Reputation: 457
In Hierarchical Dirichlet Process, the author gives an interpretation of HDP using Chinese Restaurant Franchise. It said that each restaurant has many tables and different tables may share a common dish in one restaurant. The dish here we can regarded as a topic in the document, then how to understand tables in every document? I think different tables should order different dishes, if two tables with the same dish, then why not merge them into one? Thanks a lot.
Upvotes: 1
Views: 249
Reputation: 183
I am also trying to explain this to myself, so I will give it a go.
It helps if we start with the graphical representation of the stick-breaking construction of the vanilla Dirichlet Process Mixture Model:
You can think of this as the generative model of your data. The weights $\pi$ are generated via stick-breaking with parameter $\alpha_0$ and define the probability of a given mixture component. For each data point i we sample $z_i ~ Cat(\pi)$ which defines the cluster membership of that point. So z_i are index variables (as explained in the answe by Vadim Smolyakov) which define which of the $theta_k$ will be used to generate pont $x_i$. If we use the chinese restaurant metaphor, the tables of the restaurant represent which $theta_k$ is associated with a given cluster and the $\pi_k$ represent the probabilities of sitting the next customer on that table (adding the next data-point to that cluster).
In a hierarchical dirichlet process, we have two vanilla DPs happening at different levels:
So now we have an infinite number of restaurants (where each restaurant represents a group within your data) and each restaurant has an infinite number of tables which can serve any of an infinite number of dishes but the dish menu is shared between all restaurants.
Since we have two DPs we also need two sets of index variables like $z_i$ in the vanilla example. One for the table on which a customers was seated in a given restaurant $t_ji$ and one for the dish that has been served on that table $k_jt$.
This leads to the situation where you can have multiple tables in the same restaurant serving the same dish, which from the perspective of the table-level DP has no special meaning since that DP is concerned with the total counts of customers on tables to update the predictive posteriors.
When dealing with the dish-level DP this information is indeed summed out, since in the dish-level DP the probability of the next dish being any of the known $K$ dishes or a new one depends on how many times a given dish has been served in a given restaurant (irrespective of on which table).
This is a very nice resource "Hierarchical Dirichlet Process: A Gentle Introduction, Xiaodong Yu, University of Maryland, College Park, September 13, 2009" (with some typos) that explains what I said a lot better than I just did.

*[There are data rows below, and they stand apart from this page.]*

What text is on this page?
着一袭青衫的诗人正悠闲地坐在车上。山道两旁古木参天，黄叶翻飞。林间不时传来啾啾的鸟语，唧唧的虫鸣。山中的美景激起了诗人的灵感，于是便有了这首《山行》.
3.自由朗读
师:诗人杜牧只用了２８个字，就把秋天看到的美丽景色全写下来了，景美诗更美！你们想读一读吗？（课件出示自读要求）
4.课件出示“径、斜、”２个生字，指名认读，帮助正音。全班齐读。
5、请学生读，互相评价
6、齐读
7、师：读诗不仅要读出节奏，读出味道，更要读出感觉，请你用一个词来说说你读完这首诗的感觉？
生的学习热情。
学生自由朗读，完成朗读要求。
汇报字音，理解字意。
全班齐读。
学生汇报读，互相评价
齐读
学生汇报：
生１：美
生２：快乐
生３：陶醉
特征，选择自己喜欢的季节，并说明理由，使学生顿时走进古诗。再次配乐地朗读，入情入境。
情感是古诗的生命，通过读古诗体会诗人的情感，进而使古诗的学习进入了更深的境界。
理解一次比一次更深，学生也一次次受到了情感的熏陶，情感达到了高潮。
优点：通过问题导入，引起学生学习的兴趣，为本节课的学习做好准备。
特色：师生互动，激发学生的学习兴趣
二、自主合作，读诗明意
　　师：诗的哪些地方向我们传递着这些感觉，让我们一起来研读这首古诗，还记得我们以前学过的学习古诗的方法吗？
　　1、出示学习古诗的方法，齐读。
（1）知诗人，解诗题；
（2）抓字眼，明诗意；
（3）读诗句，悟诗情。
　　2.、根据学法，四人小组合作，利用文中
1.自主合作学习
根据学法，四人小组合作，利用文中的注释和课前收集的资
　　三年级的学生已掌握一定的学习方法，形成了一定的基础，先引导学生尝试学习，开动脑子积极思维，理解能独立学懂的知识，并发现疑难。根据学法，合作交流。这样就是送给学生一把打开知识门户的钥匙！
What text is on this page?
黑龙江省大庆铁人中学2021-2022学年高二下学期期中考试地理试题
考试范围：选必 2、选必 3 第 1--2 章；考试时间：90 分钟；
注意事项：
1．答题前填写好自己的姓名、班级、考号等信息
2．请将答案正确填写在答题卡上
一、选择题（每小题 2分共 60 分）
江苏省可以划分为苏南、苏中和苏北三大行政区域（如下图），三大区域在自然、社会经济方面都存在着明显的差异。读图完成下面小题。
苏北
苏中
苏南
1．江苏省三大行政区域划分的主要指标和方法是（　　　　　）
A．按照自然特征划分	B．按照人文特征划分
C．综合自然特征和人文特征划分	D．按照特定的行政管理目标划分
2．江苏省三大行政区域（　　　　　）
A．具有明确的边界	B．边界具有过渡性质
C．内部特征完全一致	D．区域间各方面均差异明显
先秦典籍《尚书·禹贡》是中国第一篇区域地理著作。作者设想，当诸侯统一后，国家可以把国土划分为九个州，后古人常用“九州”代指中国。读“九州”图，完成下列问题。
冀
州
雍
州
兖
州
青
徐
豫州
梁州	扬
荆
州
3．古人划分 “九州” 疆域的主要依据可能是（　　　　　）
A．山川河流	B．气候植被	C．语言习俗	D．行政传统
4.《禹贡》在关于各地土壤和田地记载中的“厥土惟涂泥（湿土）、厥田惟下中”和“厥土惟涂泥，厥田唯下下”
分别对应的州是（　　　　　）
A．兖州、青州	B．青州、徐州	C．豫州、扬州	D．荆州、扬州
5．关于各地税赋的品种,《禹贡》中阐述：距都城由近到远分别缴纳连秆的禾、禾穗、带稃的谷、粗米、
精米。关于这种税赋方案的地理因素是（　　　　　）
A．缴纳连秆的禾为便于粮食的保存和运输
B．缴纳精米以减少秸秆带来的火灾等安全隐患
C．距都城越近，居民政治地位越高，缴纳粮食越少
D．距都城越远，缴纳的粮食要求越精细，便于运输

The second figure is from there.
https://yuxiaodong.wordpress.com/wp-content/uploads/2009/09/hdp_introduction.pdf
Upvotes: 0
Reputation: 1197
In the Chinese Restaurant Franchise (CRF), each document is a restaurant, each word is a customer, and cluster parameters are dishes served to tables from a global menu. A customer enters a restaurant and sits at a table with probability proportional to the number of customers already at a table, or sits at a new table with probability alpha. New tables are then assigned a particular dish with probability proportional to the number of tables already serving that dish, or a new dish with probability gamma.
Thus, for every customer we have an index that maps the customer to the table and for every table we have an index that maps the table to one of the dishes. A Gibbs sampling algorithm, first samples tables associated with data, and then samples dishes associated with each table. For more details see Yee Whye Teh's implementation.
Upvotes: 1